Since 2012 in California and other states, large vehicle manufacturers have been forced to sell “compliance cars,” electric vehicles (EVs), produced solely to meet the zero-emissions vehicles standard quota. Even though manufacturers lose money on these electric cars, they continue to produce EVs as a result of the mandate.

In addition to being costly, EVs expose humans, animals, and plant life to three times more toxicity than traditional combustible-engine vehicles, recent research from Arthur D. Little finds.

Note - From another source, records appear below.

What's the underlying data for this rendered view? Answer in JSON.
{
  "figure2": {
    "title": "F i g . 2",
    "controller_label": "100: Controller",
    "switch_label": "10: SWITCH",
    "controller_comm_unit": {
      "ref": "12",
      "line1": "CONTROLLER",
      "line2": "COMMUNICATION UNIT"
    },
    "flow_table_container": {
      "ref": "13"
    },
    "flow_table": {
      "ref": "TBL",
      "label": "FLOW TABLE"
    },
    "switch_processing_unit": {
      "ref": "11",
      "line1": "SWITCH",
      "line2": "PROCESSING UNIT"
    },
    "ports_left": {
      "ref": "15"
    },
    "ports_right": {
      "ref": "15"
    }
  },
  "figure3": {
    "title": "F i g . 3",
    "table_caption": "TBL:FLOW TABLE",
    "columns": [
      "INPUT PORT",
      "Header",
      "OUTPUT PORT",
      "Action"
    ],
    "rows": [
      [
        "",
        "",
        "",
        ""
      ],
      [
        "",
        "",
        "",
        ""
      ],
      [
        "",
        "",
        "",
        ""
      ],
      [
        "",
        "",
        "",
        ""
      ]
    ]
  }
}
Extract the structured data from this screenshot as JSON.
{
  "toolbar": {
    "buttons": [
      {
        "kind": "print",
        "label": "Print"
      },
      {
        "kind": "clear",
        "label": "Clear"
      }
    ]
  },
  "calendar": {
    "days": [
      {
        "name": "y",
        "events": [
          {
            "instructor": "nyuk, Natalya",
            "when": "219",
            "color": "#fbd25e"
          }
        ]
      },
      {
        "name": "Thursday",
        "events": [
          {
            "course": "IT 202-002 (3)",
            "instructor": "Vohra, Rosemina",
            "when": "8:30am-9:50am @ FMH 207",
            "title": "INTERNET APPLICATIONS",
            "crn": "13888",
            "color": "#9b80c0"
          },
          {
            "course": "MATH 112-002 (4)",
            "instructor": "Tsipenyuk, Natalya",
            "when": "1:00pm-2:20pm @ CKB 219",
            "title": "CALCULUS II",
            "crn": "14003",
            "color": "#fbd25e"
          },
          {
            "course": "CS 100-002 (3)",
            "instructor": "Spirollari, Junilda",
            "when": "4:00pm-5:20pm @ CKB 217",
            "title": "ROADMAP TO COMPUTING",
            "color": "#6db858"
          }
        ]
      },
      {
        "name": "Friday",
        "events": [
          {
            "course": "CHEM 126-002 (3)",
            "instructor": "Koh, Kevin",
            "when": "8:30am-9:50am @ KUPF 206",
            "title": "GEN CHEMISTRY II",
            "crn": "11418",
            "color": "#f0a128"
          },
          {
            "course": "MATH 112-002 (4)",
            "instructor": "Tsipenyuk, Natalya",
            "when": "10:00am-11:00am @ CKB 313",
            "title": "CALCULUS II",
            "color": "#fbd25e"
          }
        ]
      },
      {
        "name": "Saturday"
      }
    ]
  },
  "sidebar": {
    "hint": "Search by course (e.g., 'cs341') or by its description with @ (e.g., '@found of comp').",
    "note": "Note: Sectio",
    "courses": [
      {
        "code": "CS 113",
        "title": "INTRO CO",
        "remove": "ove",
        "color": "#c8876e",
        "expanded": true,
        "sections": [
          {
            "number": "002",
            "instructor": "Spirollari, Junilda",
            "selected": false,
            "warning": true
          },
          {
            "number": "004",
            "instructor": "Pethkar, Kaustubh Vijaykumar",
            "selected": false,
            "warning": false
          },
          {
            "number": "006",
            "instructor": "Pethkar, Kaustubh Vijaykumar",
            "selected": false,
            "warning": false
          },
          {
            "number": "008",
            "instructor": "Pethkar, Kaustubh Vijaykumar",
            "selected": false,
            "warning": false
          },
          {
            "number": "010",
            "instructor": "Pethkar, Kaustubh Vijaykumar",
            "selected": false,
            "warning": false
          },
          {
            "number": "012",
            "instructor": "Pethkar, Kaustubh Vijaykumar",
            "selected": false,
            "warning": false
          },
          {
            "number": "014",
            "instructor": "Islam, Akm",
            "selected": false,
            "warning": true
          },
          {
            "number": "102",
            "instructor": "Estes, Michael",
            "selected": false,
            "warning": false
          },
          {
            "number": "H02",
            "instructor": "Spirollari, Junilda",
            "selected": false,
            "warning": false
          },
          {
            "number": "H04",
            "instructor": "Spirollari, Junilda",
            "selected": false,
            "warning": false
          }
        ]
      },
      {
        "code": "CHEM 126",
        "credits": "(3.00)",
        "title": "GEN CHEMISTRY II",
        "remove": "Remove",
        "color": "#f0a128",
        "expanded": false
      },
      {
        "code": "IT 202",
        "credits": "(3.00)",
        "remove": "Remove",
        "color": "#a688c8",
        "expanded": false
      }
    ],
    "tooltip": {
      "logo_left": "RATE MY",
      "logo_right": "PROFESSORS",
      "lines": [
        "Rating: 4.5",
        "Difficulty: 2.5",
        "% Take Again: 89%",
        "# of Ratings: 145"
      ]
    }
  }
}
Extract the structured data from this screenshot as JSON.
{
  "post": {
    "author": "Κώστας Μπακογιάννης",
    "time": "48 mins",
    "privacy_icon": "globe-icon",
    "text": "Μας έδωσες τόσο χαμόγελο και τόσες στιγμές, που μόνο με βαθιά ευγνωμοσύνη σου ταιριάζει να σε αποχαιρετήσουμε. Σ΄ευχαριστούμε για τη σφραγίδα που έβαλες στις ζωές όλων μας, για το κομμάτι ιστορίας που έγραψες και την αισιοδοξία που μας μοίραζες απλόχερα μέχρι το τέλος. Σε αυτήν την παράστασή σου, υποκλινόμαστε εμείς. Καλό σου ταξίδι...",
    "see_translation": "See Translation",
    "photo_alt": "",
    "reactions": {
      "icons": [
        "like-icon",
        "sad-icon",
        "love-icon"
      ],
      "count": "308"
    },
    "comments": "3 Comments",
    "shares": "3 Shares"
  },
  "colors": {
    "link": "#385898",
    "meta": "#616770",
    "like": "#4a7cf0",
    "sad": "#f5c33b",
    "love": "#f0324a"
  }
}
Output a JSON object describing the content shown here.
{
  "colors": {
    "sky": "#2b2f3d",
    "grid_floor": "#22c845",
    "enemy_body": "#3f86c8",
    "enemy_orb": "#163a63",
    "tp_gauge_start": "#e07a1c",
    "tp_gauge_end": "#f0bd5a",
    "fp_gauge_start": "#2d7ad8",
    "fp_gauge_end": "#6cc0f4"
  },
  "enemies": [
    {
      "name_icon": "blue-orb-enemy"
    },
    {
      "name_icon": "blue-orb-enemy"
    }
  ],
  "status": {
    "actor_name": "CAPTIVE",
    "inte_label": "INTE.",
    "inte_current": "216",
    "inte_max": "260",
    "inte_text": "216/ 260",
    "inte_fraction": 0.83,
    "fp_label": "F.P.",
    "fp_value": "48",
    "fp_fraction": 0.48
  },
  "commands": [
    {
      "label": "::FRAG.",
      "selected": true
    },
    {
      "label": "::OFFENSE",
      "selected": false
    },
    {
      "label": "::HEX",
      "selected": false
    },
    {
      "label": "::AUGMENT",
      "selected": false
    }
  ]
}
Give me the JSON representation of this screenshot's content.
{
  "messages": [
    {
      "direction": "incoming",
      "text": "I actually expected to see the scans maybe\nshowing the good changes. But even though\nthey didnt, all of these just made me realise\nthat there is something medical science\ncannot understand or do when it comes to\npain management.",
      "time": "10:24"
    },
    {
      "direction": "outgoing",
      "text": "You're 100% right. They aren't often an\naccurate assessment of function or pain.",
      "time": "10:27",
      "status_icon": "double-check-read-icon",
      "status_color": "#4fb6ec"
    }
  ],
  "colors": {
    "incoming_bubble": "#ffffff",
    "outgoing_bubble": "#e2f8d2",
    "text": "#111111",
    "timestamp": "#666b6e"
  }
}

The construction of lithium-ion battery packs used in EVs results in higher carbon-dioxide emissions than those produced when traditional cars are manufactured. And because electric cars have very limited driving range (less than 100 miles), the batteries must be recharged often—consuming electricity from fossil-fuel-fired power plants. The limited range, lack of public charging stations, and hours-long recharge sessions virtually necessitate dual-ownership of EVs and traditional cars, especially for long-distance travel.

Pruitt has said he might reject California’s next waiver and impose a reasonable national standard on emissions and fuel standards. “Cooperative federalism doesn’t mean that one state can dictate standards for the rest of the country. EPA will set a national standard for greenhouse gas emissions that allows auto manufacturers to make cars that people both want and can afford — while still expanding environmental and safety benefits of newer cars,” Pruitt said.

In 2017, the Alliance of Automobile Manufacturers (AAM) requested Pruitt reconsider Obama’s increased standards, citing electric vehicles’ low sales figures and the $200 billion in compliance costs that must be paid by automakers. AAM claims these costs act as barriers to achieving the 2025 fuel economy goal.

States should not increase mpg standards and onerous regulations on automobile emissions to appease environmentalists. Instead, they should remove these burdensome rules on manufacturers, making cars consumers actually want readily available and more affordable.